Technically, it’s easily the most accomplished (i.e., pretty watchable) PureFlix film yet, meaning not every scene is risible. Inelegantly compressing the year up to the shooting, I’m Not Ashamed has more than its fair share of clunkiness: Characters come and go with disorienting “wait, who was that?” abruptness. At the film’s start, Scott is a lapsed Christian, but after she sneaks out to a party, she’s grounded for the summer, sent to her aunt’s farm in Shreveport, and promptly recommitted to her faith. Unusually, the film shows a character with secular friends who she gets along with and doesn’t lecture when they’re drinking PBRs (the logos of which have been ineffectually taped over, in a laughable cost-cutting move), and for a while it seems like this might be a relatively innocent-minded project.

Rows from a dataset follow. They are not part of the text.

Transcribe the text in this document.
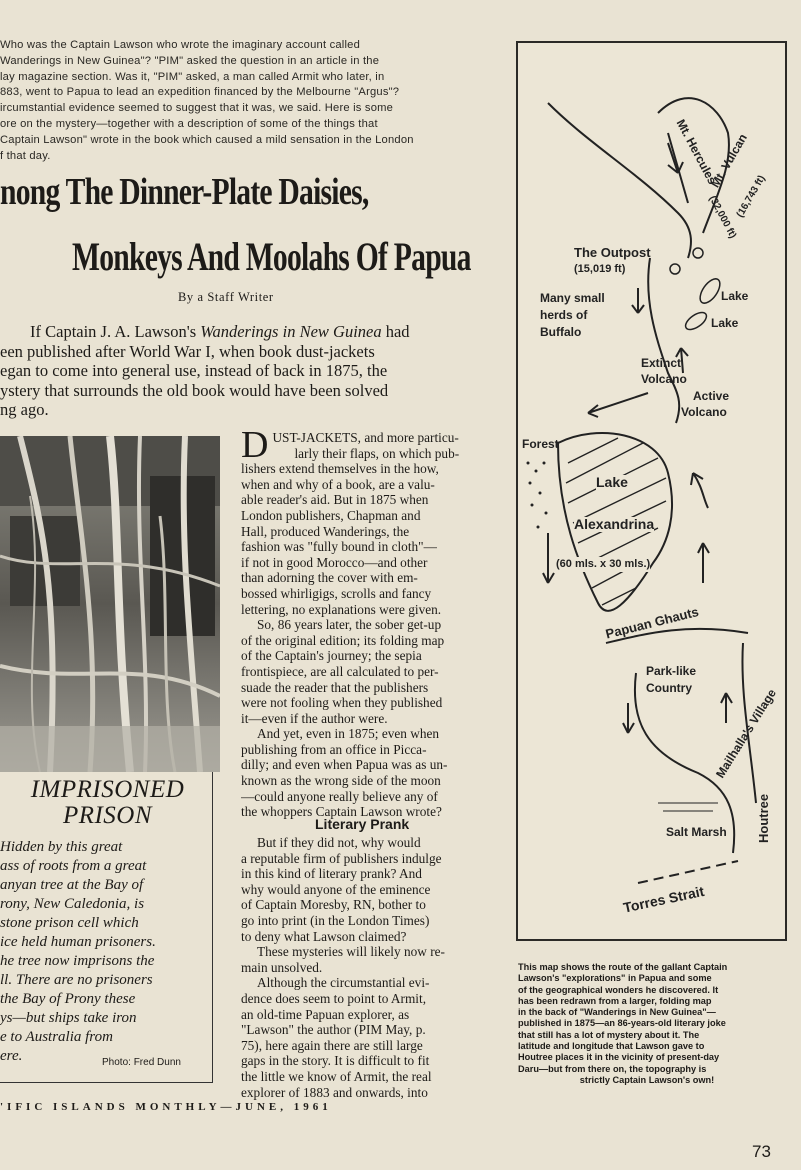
Who was the Captain Lawson who wrote the imaginary account called
Wanderings in New Guinea"? "PIM" asked the question in an article in the
lay magazine section. Was it, "PIM" asked, a man called Armit who later, in
883, went to Papua to lead an expedition financed by the Melbourne "Argus"?
ircumstantial evidence seemed to suggest that it was, we said. Here is some
ore on the mystery—together with a description of some of the things that
Captain Lawson" wrote in the book which caused a mild sensation in the London
f that day.
nong The Dinner-Plate Daisies,
Monkeys And Moolahs Of Papua
By a Staff Writer
If Captain J. A. Lawson's Wanderings in New Guinea had
een published after World War I, when book dust-jackets
egan to come into general use, instead of back in 1875, the
ystery that surrounds the old book would have been solved
ng ago.
IMPRISONED
PRISON
Hidden by this great
ass of roots from a great
anyan tree at the Bay of
rony, New Caledonia, is
stone prison cell which
ice held human prisoners.
he tree now imprisons the
ll. There are no prisoners
the Bay of Prony these
ys—but ships take iron
e to Australia from
ere.	Photo: Fred Dunn
D UST-JACKETS, and more particu-
larly their flaps, on which pub-
lishers extend themselves in the how,
when and why of a book, are a valu-
able reader's aid. But in 1875 when
London publishers, Chapman and
Hall, produced Wanderings, the
fashion was "fully bound in cloth"—
if not in good Morocco—and other
than adorning the cover with em-
bossed whirligigs, scrolls and fancy
lettering, no explanations were given.
So, 86 years later, the sober get-up
of the original edition; its folding map
of the Captain's journey; the sepia
frontispiece, are all calculated to per-
suade the reader that the publishers
were not fooling when they published
it—even if the author were.
And yet, even in 1875; even when
publishing from an office in Picca-
dilly; and even when Papua was as un-
known as the wrong side of the moon
—could anyone really believe any of
the whoppers Captain Lawson wrote?
Literary Prank
But if they did not, why would
a reputable firm of publishers indulge
in this kind of literary prank? And
why would anyone of the eminence
of Captain Moresby, RN, bother to
go into print (in the London Times)
to deny what Lawson claimed?
These mysteries will likely now re-
main unsolved.
Although the circumstantial evi-
dence does seem to point to Armit,
an old-time Papuan explorer, as
"Lawson" the author (PIM May, p.
75), here again there are still large
gaps in the story. It is difficult to fit
the little we know of Armit, the real
explorer of 1883 and onwards, into
Mt. Hercules
(32,000 ft)
Mt. Vulcan
(16,743 ft)
The Outpost
(15,019 ft)
Many small
herds of
Buffalo
Lake
Lake
Extinct
Volcano
Active
Volcano
Forest
Lake
Alexandrina
(60 mls. x 30 mls.)
Papuan Ghauts
Park-like
Country Mailhalla's Village
Houtree
Salt Marsh
Torres Strait
This map shows the route of the gallant Captain
Lawson's "explorations" in Papua and some
of the geographical wonders he discovered. It
has been redrawn from a larger, folding map
in the back of "Wanderings in New Guinea"—
published in 1875—an 86-years-old literary joke
that still has a lot of mystery about it. The
latitude and longitude that Lawson gave to
Houtree places it in the vicinity of present-day
Daru—but from there on, the topography is
strictly Captain Lawson's own!
'IFIC ISLANDS MONTHLY—JUNE, 1961
73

And yet ultimately, it’s business as usual. Rachel crushes on a fellow theater nerd, Alex (Cameron McKendry). They meet at a party and quote intro-level Shakespeare at each other: “All the world’s a stage,” she begins and he finishes. (His impressed response: “You’re, like, deep.” Maddeningly, this quotation exchange happens three times in the film.) Still, Rachel hides her faith from him out of the (correct, it turns out) fear of pushing him away. Alex describes himself as “spiritual,” which in this moral matrix is code for “believing in nothing”: It’s no surprise that he leads Rachel on, only to make out with her ostensible best friend while wearing a yin-yang necklace. The louder and more positive Rachel becomes in her faith, the more alone she is. Those secular pals turn out to be no real friends at all.

The movie begins almost immediately with news footage of the shooting (including from the security cameras), with a broadcaster noting: ”What everyone is looking for now is a reason.” Anyone familiar with PureFlix films won’t be surprised that the answer is unambiguously evolution. God’s Not Dead took a whole segment to lecture against its evils; here, Dylan and Eric’s eyes light up when a teacher waves a copy of Mein Kampf in the classroom while lecturing on social Darwinism. Even if it’s true that Harris wore a shirt saying “Natural Selection” the day of the shooting, it’s still a very slippery moral slope to imply that teaching evolution rather than creationism will lead to school shootings. (This is not an unfamiliar argument: Reagan railed against how the Supreme Court had “expelled God from America’s classrooms,” a quote invoked in the title of the Ben Stein-starring putative documentary Expelled: No Intelligence Allowed, which basically argues there’s a straight line from Darwin to Hitler.)

Keeping it 1999, video games are the other explanation: The shooting will be like Oklahoma City, the L.A. riots, and World War II rolled into one, Klebold and Harris enthuse, before clarifying, “like a video game!” The film maintains the purity of its moral bubble with wall-to-wall Christian pop cuts (many glaringly contemporary for the 1999 setting), and ultimately it’s just another vehicle for a series of scenes in which devout characters remind each other that God has it all under control. But, as usual, the political implications are very unsavory: Every non-Christian in the film is ultimately fairly useless at best, and while Dylan and Eric may not stand in for liberal America, they’re definitely its logical product.